8. Griffiths and/or Mac changed the Druitt family of 'Aberconway' into 'friends' presumably to make the tale even more libel-proof.
Sims never claimed to see the 'Home Office Report'. He just adds the detail about the frantic friends trying to find the missing, unemployed doctor.
Therefore, Sims was misled by Mac, as this was actually the fiend's brother.
9. Research by the brilliant and meticulous Debra Arif shows that Cutbush and Cutbush are probably not uncle and nephew -- not related at all!?
Therefore Macnaghten is either Constable Magoo, or a deft Whitehall player.
That he is preparing a scurrilous -- and spurious -- motive for Inspector Race to the Liberal Home Sec.
eg. That the un-named Race's 'outing' of the un-named Thomas Cutbush to 'The Sun', is motivated by nothing more than malice; that he feels such 'sour grapes' towards a retired colleague, one who does, tragically, have a lunatic relative -- who non-fatally 'jobbed' a few women -- that he has tried to manufacture a police cover-up of Jack the Ripper, the bloody swine!
In fact, it is all made-up by Macnaghten (and never actually sent to that Dept. of State).
10. 'Said to be a doctor ...' literally means that from information received this minor suspect might have been a physician, or might not. He might have been from a 'good family', or he might not. He might have disappeared right after the Kelly murder, or he might not. He might have been 'upwards of a month' a rotting corpse in the Thames, or he might not.
eg. We never checked because he was so minor a suspect, yet -- and here's the circle Mac is awkwardly trying to square -- his own family definitely 'believed' in his guilt, not might have believed. And he was, not might have been, 'sexually insane'; that he took erotic pleasure from violence against women, specifically whores.

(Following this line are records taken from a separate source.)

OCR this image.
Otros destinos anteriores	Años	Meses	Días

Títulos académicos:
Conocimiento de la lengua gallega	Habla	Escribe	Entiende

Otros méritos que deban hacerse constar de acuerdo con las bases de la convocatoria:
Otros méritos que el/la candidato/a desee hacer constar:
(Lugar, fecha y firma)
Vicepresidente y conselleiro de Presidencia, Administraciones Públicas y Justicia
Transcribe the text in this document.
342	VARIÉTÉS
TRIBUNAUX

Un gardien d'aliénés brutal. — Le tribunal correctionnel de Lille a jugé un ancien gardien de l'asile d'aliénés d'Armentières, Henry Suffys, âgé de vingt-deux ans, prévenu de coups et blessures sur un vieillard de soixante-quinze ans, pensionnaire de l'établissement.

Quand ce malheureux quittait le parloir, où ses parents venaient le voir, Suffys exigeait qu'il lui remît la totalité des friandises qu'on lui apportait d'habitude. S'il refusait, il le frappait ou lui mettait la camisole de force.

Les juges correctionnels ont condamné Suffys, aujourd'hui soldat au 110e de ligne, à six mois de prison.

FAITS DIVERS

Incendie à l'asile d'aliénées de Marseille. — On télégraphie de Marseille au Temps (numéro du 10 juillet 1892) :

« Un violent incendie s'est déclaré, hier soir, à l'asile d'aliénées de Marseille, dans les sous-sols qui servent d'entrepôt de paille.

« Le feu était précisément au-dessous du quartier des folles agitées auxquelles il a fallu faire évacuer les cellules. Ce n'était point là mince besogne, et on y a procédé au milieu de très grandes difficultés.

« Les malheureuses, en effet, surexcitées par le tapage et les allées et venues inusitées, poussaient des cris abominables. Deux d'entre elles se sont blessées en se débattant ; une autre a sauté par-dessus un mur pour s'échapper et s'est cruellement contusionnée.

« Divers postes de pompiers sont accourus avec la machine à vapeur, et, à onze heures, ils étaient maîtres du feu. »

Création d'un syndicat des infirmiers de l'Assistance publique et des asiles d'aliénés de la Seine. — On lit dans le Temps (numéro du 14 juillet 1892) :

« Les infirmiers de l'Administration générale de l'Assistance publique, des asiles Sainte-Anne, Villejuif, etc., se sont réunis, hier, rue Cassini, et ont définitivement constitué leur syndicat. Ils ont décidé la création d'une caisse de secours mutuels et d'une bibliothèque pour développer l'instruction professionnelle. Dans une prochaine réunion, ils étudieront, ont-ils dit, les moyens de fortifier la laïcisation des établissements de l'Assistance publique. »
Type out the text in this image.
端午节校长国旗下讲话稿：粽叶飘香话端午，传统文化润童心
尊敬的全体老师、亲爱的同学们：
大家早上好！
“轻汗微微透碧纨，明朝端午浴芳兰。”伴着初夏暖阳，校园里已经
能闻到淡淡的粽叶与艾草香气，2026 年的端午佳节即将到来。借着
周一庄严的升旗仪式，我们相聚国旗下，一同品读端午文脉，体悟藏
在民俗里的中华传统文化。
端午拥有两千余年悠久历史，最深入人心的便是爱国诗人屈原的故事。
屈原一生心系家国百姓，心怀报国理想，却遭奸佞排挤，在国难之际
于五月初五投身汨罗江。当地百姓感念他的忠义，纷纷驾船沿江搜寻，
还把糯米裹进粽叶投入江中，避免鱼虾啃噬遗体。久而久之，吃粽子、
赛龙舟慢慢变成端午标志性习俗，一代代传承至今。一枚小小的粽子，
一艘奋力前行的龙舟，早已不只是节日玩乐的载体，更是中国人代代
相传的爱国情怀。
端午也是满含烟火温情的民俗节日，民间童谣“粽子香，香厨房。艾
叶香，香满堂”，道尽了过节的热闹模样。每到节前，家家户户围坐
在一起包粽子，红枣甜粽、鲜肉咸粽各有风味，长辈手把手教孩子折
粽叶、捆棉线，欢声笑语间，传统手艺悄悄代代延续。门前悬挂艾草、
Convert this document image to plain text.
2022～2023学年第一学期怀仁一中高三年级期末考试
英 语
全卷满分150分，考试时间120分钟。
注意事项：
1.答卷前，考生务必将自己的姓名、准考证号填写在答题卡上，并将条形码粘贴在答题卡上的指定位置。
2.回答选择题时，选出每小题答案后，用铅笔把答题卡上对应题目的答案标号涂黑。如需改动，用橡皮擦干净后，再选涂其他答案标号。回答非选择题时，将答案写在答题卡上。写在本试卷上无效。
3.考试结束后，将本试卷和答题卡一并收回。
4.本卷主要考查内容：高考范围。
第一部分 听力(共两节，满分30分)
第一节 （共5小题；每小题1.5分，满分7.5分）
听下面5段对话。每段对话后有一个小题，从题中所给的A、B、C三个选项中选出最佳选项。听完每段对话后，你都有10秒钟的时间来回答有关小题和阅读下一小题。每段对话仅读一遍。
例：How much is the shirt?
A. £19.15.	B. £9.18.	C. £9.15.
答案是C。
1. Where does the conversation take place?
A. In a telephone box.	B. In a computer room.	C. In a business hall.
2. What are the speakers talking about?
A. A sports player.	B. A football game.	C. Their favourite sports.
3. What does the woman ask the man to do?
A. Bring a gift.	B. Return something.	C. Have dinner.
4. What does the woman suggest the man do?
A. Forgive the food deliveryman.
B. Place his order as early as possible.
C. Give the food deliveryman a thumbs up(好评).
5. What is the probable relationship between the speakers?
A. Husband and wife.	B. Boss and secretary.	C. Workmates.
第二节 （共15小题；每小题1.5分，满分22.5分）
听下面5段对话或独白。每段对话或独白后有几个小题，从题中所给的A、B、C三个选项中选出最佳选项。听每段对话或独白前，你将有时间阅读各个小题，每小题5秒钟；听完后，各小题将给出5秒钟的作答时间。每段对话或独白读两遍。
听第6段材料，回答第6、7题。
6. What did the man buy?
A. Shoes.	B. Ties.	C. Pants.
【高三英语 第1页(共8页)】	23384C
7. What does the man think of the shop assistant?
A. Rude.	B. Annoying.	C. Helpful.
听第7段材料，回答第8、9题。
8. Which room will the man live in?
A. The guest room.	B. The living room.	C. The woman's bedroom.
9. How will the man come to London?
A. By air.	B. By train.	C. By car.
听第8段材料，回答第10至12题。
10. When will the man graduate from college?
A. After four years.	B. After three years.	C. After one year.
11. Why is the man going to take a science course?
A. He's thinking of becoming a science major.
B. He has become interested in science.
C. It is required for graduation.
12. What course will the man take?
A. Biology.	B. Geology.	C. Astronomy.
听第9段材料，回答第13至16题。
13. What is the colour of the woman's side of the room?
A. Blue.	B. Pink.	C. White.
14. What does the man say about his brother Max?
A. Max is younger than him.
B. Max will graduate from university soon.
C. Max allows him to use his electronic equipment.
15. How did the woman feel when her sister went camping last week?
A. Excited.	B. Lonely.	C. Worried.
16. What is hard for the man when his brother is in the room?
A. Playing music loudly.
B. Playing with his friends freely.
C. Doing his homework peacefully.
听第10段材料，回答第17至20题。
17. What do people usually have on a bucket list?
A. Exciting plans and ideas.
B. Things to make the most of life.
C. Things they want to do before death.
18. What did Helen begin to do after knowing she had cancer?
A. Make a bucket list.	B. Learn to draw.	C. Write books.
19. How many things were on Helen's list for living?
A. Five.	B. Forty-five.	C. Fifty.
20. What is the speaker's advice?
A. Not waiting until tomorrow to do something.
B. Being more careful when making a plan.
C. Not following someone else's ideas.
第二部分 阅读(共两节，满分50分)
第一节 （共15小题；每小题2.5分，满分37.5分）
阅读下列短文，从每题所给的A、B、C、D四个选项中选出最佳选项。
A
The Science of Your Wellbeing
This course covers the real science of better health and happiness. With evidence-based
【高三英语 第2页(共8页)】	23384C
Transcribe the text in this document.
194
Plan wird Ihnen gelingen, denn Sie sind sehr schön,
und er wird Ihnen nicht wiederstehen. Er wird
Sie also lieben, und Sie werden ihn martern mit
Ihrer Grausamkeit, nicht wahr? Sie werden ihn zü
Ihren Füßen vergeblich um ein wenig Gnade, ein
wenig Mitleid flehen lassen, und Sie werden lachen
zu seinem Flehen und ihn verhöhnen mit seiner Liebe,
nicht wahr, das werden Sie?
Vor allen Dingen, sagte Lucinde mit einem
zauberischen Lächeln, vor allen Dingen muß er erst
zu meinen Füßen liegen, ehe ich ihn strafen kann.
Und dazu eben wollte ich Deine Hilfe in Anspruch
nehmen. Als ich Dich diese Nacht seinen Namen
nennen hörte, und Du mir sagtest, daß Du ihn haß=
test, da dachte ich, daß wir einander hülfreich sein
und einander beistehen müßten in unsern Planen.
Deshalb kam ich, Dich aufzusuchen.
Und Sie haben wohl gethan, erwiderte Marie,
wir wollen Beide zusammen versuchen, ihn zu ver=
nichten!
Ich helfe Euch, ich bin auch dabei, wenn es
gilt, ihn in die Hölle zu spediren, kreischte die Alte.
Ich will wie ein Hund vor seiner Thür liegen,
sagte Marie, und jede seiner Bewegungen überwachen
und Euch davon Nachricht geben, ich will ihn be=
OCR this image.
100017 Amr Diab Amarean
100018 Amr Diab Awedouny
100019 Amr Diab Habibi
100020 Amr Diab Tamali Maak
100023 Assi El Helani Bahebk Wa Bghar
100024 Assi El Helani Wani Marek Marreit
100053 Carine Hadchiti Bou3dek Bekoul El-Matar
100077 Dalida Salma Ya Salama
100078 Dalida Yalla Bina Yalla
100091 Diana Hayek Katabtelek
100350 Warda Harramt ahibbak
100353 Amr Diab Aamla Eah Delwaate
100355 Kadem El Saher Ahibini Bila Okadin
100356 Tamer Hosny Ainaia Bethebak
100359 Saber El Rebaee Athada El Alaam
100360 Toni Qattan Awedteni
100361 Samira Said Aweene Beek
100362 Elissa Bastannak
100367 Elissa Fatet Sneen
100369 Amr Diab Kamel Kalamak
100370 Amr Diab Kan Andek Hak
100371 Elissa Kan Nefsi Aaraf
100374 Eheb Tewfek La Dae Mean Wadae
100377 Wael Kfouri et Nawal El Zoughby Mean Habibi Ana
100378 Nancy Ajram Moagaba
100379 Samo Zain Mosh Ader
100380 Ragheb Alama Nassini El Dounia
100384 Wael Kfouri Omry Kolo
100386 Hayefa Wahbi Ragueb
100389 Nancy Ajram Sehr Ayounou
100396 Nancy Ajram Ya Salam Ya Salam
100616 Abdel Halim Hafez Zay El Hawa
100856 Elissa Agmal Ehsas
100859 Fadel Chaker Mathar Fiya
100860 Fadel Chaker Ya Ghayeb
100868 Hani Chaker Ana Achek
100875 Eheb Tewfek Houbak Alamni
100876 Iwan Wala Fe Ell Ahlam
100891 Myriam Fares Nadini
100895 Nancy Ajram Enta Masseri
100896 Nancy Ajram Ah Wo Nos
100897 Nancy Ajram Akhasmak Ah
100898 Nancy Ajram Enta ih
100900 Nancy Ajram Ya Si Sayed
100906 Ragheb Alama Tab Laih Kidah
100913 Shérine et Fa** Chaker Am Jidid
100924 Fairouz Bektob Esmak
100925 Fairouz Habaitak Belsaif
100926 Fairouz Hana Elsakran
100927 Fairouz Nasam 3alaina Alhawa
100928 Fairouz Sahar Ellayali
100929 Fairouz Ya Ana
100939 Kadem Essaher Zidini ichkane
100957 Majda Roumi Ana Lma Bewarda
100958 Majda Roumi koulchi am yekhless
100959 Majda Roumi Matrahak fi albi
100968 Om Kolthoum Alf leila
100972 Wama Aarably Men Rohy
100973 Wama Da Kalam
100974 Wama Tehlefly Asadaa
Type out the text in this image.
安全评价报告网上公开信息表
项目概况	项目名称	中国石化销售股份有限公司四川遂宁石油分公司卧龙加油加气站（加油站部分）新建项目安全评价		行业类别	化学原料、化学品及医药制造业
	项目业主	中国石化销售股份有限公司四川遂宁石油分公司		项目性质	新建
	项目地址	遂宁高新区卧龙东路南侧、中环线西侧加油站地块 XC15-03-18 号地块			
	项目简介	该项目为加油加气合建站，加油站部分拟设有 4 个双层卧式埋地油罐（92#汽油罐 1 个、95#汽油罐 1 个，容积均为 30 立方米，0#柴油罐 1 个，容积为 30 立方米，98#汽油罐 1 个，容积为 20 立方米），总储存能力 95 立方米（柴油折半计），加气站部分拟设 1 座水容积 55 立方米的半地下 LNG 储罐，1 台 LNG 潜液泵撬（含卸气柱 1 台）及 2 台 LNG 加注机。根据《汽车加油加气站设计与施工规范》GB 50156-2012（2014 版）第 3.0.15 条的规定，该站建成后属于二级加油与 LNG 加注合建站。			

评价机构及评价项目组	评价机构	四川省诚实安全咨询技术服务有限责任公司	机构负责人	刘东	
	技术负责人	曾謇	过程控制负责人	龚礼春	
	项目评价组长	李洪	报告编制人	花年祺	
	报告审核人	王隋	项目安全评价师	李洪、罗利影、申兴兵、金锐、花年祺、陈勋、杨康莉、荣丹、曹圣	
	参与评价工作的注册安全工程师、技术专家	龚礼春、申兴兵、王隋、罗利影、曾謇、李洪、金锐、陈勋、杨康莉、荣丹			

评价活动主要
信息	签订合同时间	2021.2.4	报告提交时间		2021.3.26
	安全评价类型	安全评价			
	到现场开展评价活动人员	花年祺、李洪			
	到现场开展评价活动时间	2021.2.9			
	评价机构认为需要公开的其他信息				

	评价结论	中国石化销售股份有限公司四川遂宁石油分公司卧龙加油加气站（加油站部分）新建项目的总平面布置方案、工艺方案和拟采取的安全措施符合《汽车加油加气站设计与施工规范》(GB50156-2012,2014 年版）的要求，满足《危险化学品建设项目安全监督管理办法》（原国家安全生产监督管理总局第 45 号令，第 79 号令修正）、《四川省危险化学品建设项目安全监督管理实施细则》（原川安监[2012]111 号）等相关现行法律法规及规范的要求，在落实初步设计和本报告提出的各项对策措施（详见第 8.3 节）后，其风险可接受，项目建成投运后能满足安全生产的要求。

Might have been a doctor, but then again he might not have been -- and guess what, he wasn't.
Mac is not 'wrong' in that document about Druitt, though I do not think anybody 'said' to him that the suspect was a physician either.
It's another excuse, a bureaucratic dodge, prepared in case the whole 'son of a surgeon' story comes spilling out of Dorset (as it nearly did in 1891) and a Liberal govt. looks askance at Tory police chiefs about a dead Ripper who turns out to come from a Tory family, and who was first stumbled upon by a loose-lipped Tory backbencher.
And who, embarrassingly (though not to Mac personally) was never on police radar.